"To sacrifice is to give up something valuable or precious, often with the intent of accomplishing a greater purpose or goal" -
lds.org
I have a friend that left the church because of issues with homosexuality. After some discussions, she said it comes down to fairness. "It just isn't fair that God would endorse some marriages and condemn others." Then she said, it would be like asking you to break up with your boyfriend while others don't have to. It isn't fair.
I thought about this a lot after our conversation and came to the conclusion that, "yea. it isn't fair but it is right." It seems contradictory at first since God is supposed to be just and right.
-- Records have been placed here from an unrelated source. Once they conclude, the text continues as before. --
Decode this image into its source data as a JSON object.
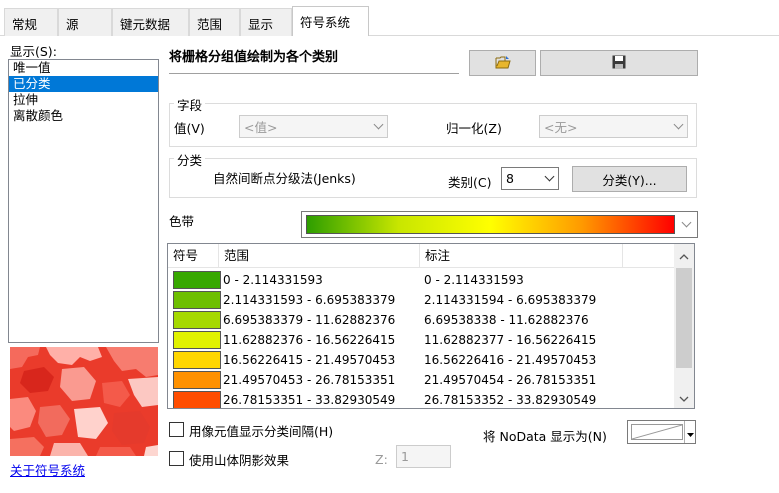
{
  "tabs": [
    {
      "label": "常规"
    },
    {
      "label": "源"
    },
    {
      "label": "键元数据"
    },
    {
      "label": "范围"
    },
    {
      "label": "显示"
    },
    {
      "label": "符号系统"
    }
  ],
  "show_label": "显示(S):",
  "renderer_list": [
    "唯一值",
    "已分类",
    "拉伸",
    "离散颜色"
  ],
  "about_link": "关于符号系统",
  "heading": "将栅格分组值绘制为各个类别",
  "field_group": {
    "title": "字段",
    "value_label": "值(V)",
    "value_selected": "<值>",
    "normalize_label": "归一化(Z)",
    "normalize_selected": "<无>"
  },
  "classification": {
    "title": "分类",
    "method": "自然间断点分级法(Jenks)",
    "classes_label": "类别(C)",
    "classes_value": "8",
    "classify_button": "分类(Y)..."
  },
  "color_ramp": {
    "label": "色带",
    "colors": [
      "#2e9e00",
      "#c8e600",
      "#ffff00",
      "#ff9900",
      "#ff0000"
    ]
  },
  "table": {
    "headers": [
      "符号",
      "范围",
      "标注"
    ],
    "rows": [
      {
        "color": "#38a800",
        "range": "0 - 2.114331593",
        "label": "0 - 2.114331593"
      },
      {
        "color": "#6ebf00",
        "range": "2.114331593 - 6.695383379",
        "label": "2.114331594 - 6.695383379"
      },
      {
        "color": "#a6d900",
        "range": "6.695383379 - 11.62882376",
        "label": "6.69538338 - 11.62882376"
      },
      {
        "color": "#e1f200",
        "range": "11.62882376 - 16.56226415",
        "label": "11.62882377 - 16.56226415"
      },
      {
        "color": "#ffd600",
        "range": "16.56226415 - 21.49570453",
        "label": "16.56226416 - 21.49570453"
      },
      {
        "color": "#ff9100",
        "range": "21.49570453 - 26.78153351",
        "label": "21.49570454 - 26.78153351"
      },
      {
        "color": "#ff4d00",
        "range": "26.78153351 - 33.82930549",
        "label": "26.78153352 - 33.82930549"
      }
    ]
  },
  "options": {
    "show_class_breaks": "用像元值显示分类间隔(H)",
    "use_hillshade": "使用山体阴影效果",
    "z_label": "Z:",
    "z_value": "1",
    "nodata_label": "将 NoData 显示为(N)"
  }
}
Yet, if you think about it, this is no different from any other law.
One could say: it's not fair. My friends wants to drink juice and that's okay but I want to drink wine and that's not okay.
Or perhaps, you'd say: I have urges to kill people and I'm not allowed, but my friends has urges to eat chocolate cake all the time and that's okay.
I know that it's not exactly a perfect analogy but it is true. What you really mean to say is: It's not fair, what I want is not what God wants.
Then there is the underlying question: why did God make me this way? Why do I want something that is wrong?
The truth is, we all do. Some of us want to be filthy rich and famous. Some of us want to be anti-social and alone. Some of us never want to marry. Some of us want to be lazy and gluttonous. Some of us want to be nasty and mean to others. The natural man is an enemy of God. We all want something that God doesn't approve.
In Greek mythology, it would be called "our fatal flaw." Everyone has it.
A ill tempered person learn to control themselves to get a job and work with his coworkers. A lazy person forces themselves out of bed every day and do something more productive than watch TV because we all need to eat to live. A compulsive liar have to restrain themselves to get along in the society.
And a person with homosexual inclination must resist their desire to enter the kingdom of God.
80 years of restraint for an eternity of happiness. Is that too high a price to pay?
For most of you reading this, this may not be a personal problem. But each of us have a weakness. Something that our natural self wants and fights for every day. Something that God disproves. We must battle each day to resist that. Sacrifice our desire. Never say, "it's not fair that what I want is not what God wants," learn instead to want what God would want.
Only then have we won the race of life.